Aujourd’hui plus que jamais, il est urgent de revoir le style et l’efficacité de l’ars politica. Face aux nombreux changements auxquels nous assistons au niveau international, il est de notre devoir de « rendre possible le développement d’une communauté mondiale, capable de réaliser la fraternité à partir des peuples et des nations qui vivent l’amitié sociale » (encyclique Fratelli tutti, n. 154). Puisse en ce sens la guerre, qui « rend le monde pire» et est «un échec de la politique et de l’humanité, une soumission honteuse aux forces du mal» (n. 261), susciter une réaction opposée, un engagement à rétablir un architecture de paix au niveau mondial (cf. n. 231), où la maison européenne, née pour garantir la paix après les guerres mondiales, a un rôle primordial.
Le titre que vous avez choisi pour ces journées, L’Europe au-delà de la pandémie : un nouveau départ, nous invite à réfléchir sur la transition en cours dans la société européenne. Ce moment, encore conditionné par la pandémie, a provoqué des changements sociaux, économiques, culturels et même ecclésiaux notables. Dans cette situation marquée par la souffrance, les peurs ont grandi, la pauvreté s’est accrue et la solitude s’est multipliée ; alors que beaucoup ont perdu leur travail et vivent de manière précaire, la façon d’entrer en relation avec les autres a changé pour tous. Dans ce contexte, même la vie ecclésiale n’a pas été épargnée par de nombreuses difficultés, notamment dues à la limitation des activités pastorales.
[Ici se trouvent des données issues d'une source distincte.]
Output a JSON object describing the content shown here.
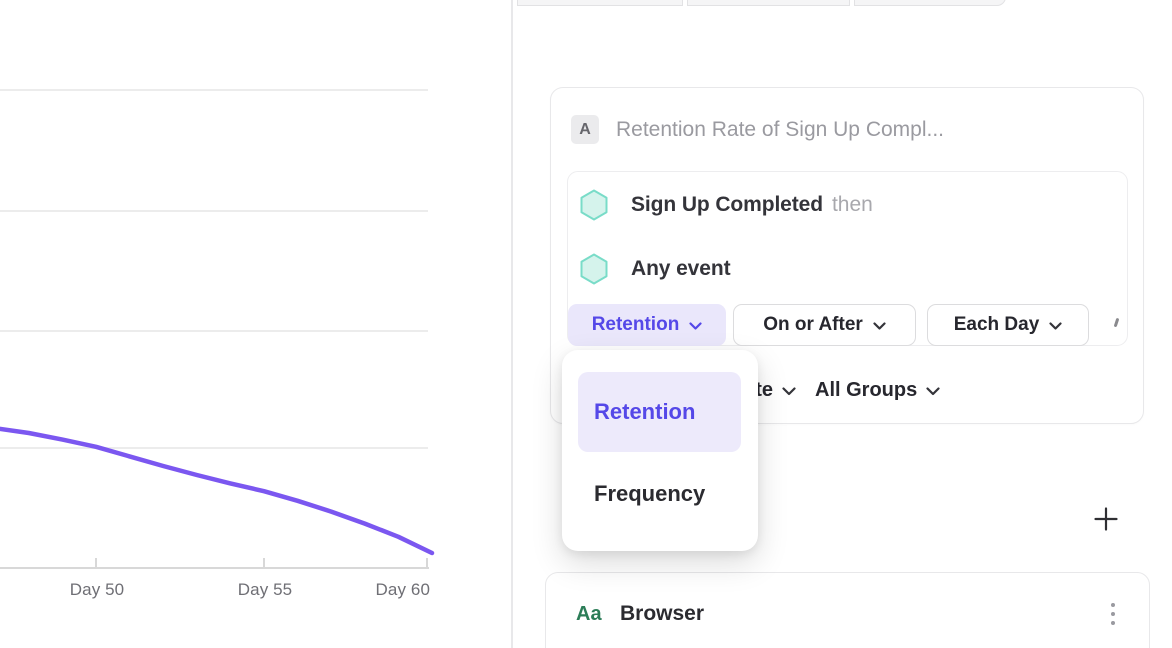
{
  "chart_data": {
    "type": "line",
    "title": "",
    "x": [
      47,
      48,
      49,
      50,
      51,
      52,
      53,
      54,
      55,
      56,
      57,
      58,
      59,
      60
    ],
    "series": [
      {
        "name": "Retention",
        "color": "#7B57F0",
        "values": [
          23.3,
          22.5,
          21.4,
          20.2,
          18.6,
          17.0,
          15.5,
          14.1,
          12.8,
          11.2,
          9.4,
          7.4,
          5.2,
          2.5
        ]
      }
    ],
    "x_tick_labels": [
      "Day 50",
      "Day 55",
      "Day 60"
    ],
    "x_tick_days": [
      50,
      55,
      60
    ],
    "xlabel": "",
    "ylabel": "",
    "ylim": [
      0,
      95
    ],
    "y_gridline_values": [
      20,
      40,
      60,
      80
    ],
    "y_axis_labels_visible": false,
    "grid": true,
    "legend": false
  },
  "query_card": {
    "series_badge": "A",
    "name_placeholder": "Retention Rate of Sign Up Compl...",
    "steps": [
      {
        "event": "Sign Up Completed",
        "connector": "then"
      },
      {
        "event": "Any event",
        "connector": ""
      }
    ],
    "controls": [
      {
        "label": "Retention",
        "style": "accent"
      },
      {
        "label": "On or After",
        "style": "default"
      },
      {
        "label": "Each Day",
        "style": "default"
      }
    ],
    "measure_label": "Retention Rate",
    "groups_label": "All Groups"
  },
  "metric_dropdown": {
    "items": [
      {
        "label": "Retention",
        "selected": true
      },
      {
        "label": "Frequency",
        "selected": false
      }
    ]
  },
  "add_button_label": "+",
  "breakdown_card": {
    "type_badge": "Aa",
    "label": "Browser"
  },
  "colors": {
    "accent": "#5548E8",
    "accent_bg": "#EAE7FB",
    "line": "#7B57F0",
    "event_icon_fill": "#D5F3EC",
    "event_icon_stroke": "#79DCC8",
    "string_type_green": "#2C7D58"
  }
}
Nous ne pouvons pas simplement nous asseoir les bras croisés ; en tant que chrétiens et en tant que citoyens européens, nous sommes appelés à mettre en œuvre avec courage ce qu’a dit l’un des grands pères fondateurs de la Communauté européenne, Alcide De Gasperi, en parlant du « bien commun de nos patries européennes, de notre patrie européenne » (Discours à conférence parlementaire européenne, 21 avril 1954). Oui, l’Europe et les nations qui la composent ne s’opposent pas, et construire l’avenir ne signifie pas se conformer, mais s’unir encore plus dans le respect de la diversité. Pour les chrétiens, reconstruire la maison commune, c’est « devenir des artisans de communion, des tisserands d’unité à tous les niveaux : non par stratégie, mais par l’Evangile » (Homélie de la Messe avec le CEEE, 23 septembre 2021). En d’autres termes, il faut repartir du cœur même de l’Evangile : Jésus Christ et son amour salvifique. C’est l’annonce toujours nouvelle à porter au monde, avant tout à travers le témoignage de vies qui montrent la beauté de la rencontre avec Dieu et l’amour du prochain.
L’image que vous avez choisie comme logo de ces journées l’exprime bien : celle de saint Martin de Tours qui partage en deux son manteau pour le donner à un pauvre. Il nous rappelle que l’amour est proximité concrète, partage, souci de l’autre. Ceux qui aiment surmontent la peur et la méfiance de ceux qui viennent à nos frontières à la recherche d’une vie meilleure : accueillir, protéger, accompagner et intégrer de nombreux frères et sœurs qui fuient les conflits, la famine et la pauvreté est un devoir et un devoir humain, et plus encore est chrétien. Puissent les murs encore présents en Europe se transformer en portes d’accès à son patrimoine d’histoire, de foi, d’art et de culture ; promouvoir le dialogue et l’amitié sociale, afin que puisse grandir une coexistence humaine basée sur la fraternité.
Cher frère, je confie votre œuvre à l’intercession maternelle de la Mère de l’Eglise et Reine de la Paix, et à la protection des saints patrons de l’Europe. Je vous bénis de tout mon cœur et je vous demande, s’il vous plaît, de continuer à prier pour moi.
Rome, de Saint-Jean-de- Latran, le 15 mars 2022.